Tuesday 19 May 2015

Discrimination without Motive

The full transcript of the County Court judgement in the case Gareth Lee v Ashers Bakery illuminates an aspect of the Judge's reasoning which had eluded me when I reflected on the summary statement in my previous post.

The defendants argued that they did not discriminate against Gareth Lee because of his sexual orientation or political beliefs by pointing out that

  • regardless of his sexual orientation or political beliefs they would have served Gareth Lee if he had ordered the cake without the message
  • they would have refused to fulfill the order for a "Support Gay Marriage" cake, even if the order had been made by "a heterosexual customer".
The Judge did not consdier these fair comparisons "for the reason that it oversimplifies the enquiry" in that it does not take sufficiently into account that discrimination "may be subtle, insidiuous or hidden," even to the discriminator.

Asking for the grounds, the why of discrimination is ambiguous. The question may be about "what caused the treatment in question" or about what was "its motive and purpose." Citing an earlier case, the Judge observes that "the former is important, the latter is not." 

In other words, the question is not whether the bakers were and are happy to serve people of a particular "sexual orientation" or people holding particular political beliefs - we may grant that they are entirely happy to do so - but whether people like Gareth Lee are given unfavourable treatment. 

The comparison must therefore be between a heterosexual customer ordering a "Support Marriage" cake and a homosexual customer ordering a "Support Gay Marriage" cake.
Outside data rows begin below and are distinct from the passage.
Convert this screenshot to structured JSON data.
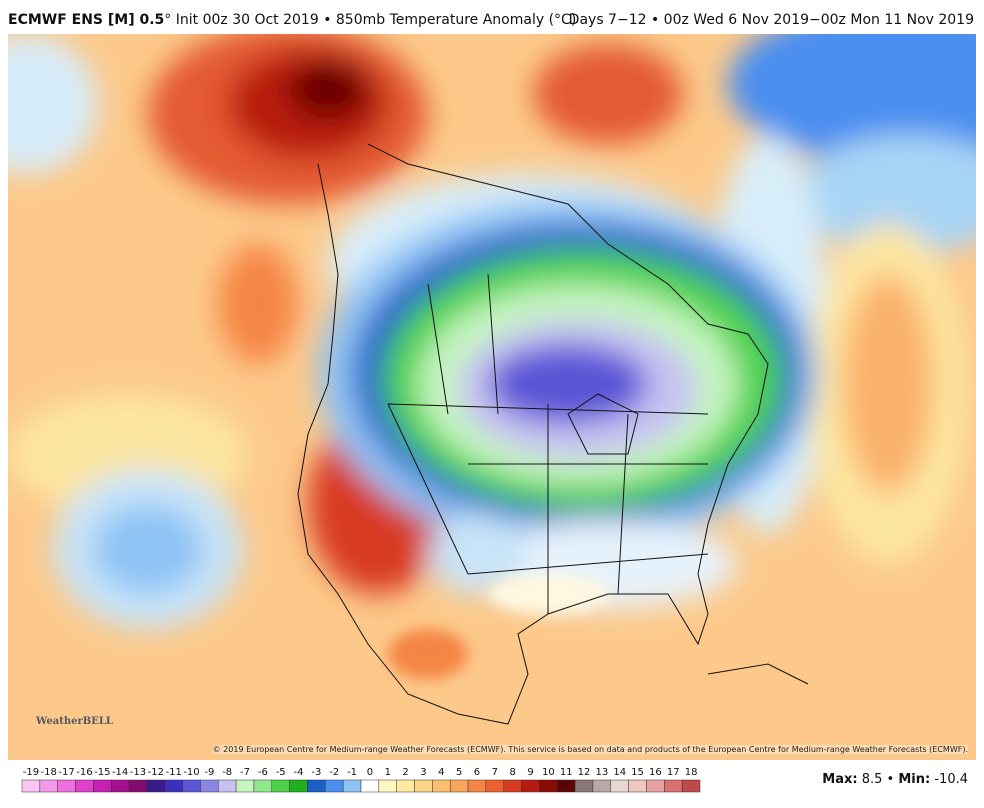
{
  "header": {
    "model": "ECMWF ENS [M] 0.5",
    "details": "° Init 00z 30 Oct 2019 • 850mb Temperature Anomaly (°C)",
    "period": "Days 7−12 • 00z Wed 6 Nov 2019−00z Mon 11 Nov 2019"
  },
  "map": {
    "copyright": "© 2019 European Centre for Medium-range Weather Forecasts (ECMWF). This service is based on data and products of the European Centre for Medium-range Weather Forecasts (ECMWF).",
    "logo": "WeatherBELL"
  },
  "colorbar": {
    "labels": [
      -19,
      -18,
      -17,
      -16,
      -15,
      -14,
      -13,
      -12,
      -11,
      -10,
      -9,
      -8,
      -7,
      -6,
      -5,
      -4,
      -3,
      -2,
      -1,
      0,
      1,
      2,
      3,
      4,
      5,
      6,
      7,
      8,
      9,
      10,
      11,
      12,
      13,
      14,
      15,
      16,
      17,
      18
    ],
    "colors": [
      "#fbc4f5",
      "#f59aea",
      "#ee6fde",
      "#e040cc",
      "#c71fb4",
      "#a5108f",
      "#850a6f",
      "#3a1a8a",
      "#3b2fc0",
      "#5a55d6",
      "#8a86e6",
      "#c8c2f2",
      "#c6f5c0",
      "#8fe88a",
      "#4dd14a",
      "#1fb01f",
      "#1a5ec8",
      "#4a8ef0",
      "#8ec3f5",
      "#ffffff",
      "#fff8c0",
      "#ffeaa0",
      "#fdd68a",
      "#fcc070",
      "#f9a55a",
      "#f58545",
      "#ec6030",
      "#d83a20",
      "#b81a10",
      "#8a0a08",
      "#5c0404",
      "#8a7878",
      "#b8a8a8",
      "#e8d8d0",
      "#f0c8c0",
      "#e8a0a0",
      "#d87070",
      "#c04848"
    ]
  },
  "stats": {
    "max_label": "Max:",
    "max": 8.5,
    "sep": "•",
    "min_label": "Min:",
    "min": -10.4
  }
}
The former gets served, the latter does not. This constitutes discrimination on the grounds of sexual orientation.

The Judge then cites from Bull and another v Hall and another [2013] UKSC 73
"[37] To permit someone to discriminate on the ground that he did not believe that persons of homosexual orientation should be treated equally with persons of heterosexual orientation would be to create a class of people who were exempt from the discrimination legislation. We would not normally allow people to behave in a way which the law prohibits because they disagree with the law. But to allow discrimination against persons of homosexual orientation (or indeed heterosexual orientation) because of a belief, however sincerely held, and however based on the biblical text, would be to do just that."
The relevance of this is not immediately clear to me. Does this imply and allege that the people at Ashers Bakery do in fact "not believe that persons of homosexual orientation should be treated equally with persons of heterosexual orientation"? Up to this point, I thought the argument was that the claim that the bakers do not hold such a belief was granted but declared irrelevant because in spite of their best intentions "gay customers" (who can be assumed to be in favour of "gay marriage" and willing to promote this with cakes?) are in fact disadvantaged over "heterosexual customers" (who may be presumed to order cakes which say "Support Marriage"?) and hence indirectly discriminated against.

PS: In the second part the QC for the Plaintiff claims that it is possible to discriminate against someone on the grounds of their religious belief or political opinion even without knowing what these are. The Judge rejected the Defendant's claim that they did not know the customer's political opinion but agreed that even if this had been the case, the refusal to bake a cake with the message "Support Gay Marriage" would still have been a case of discrimination on the grounds of politic belief.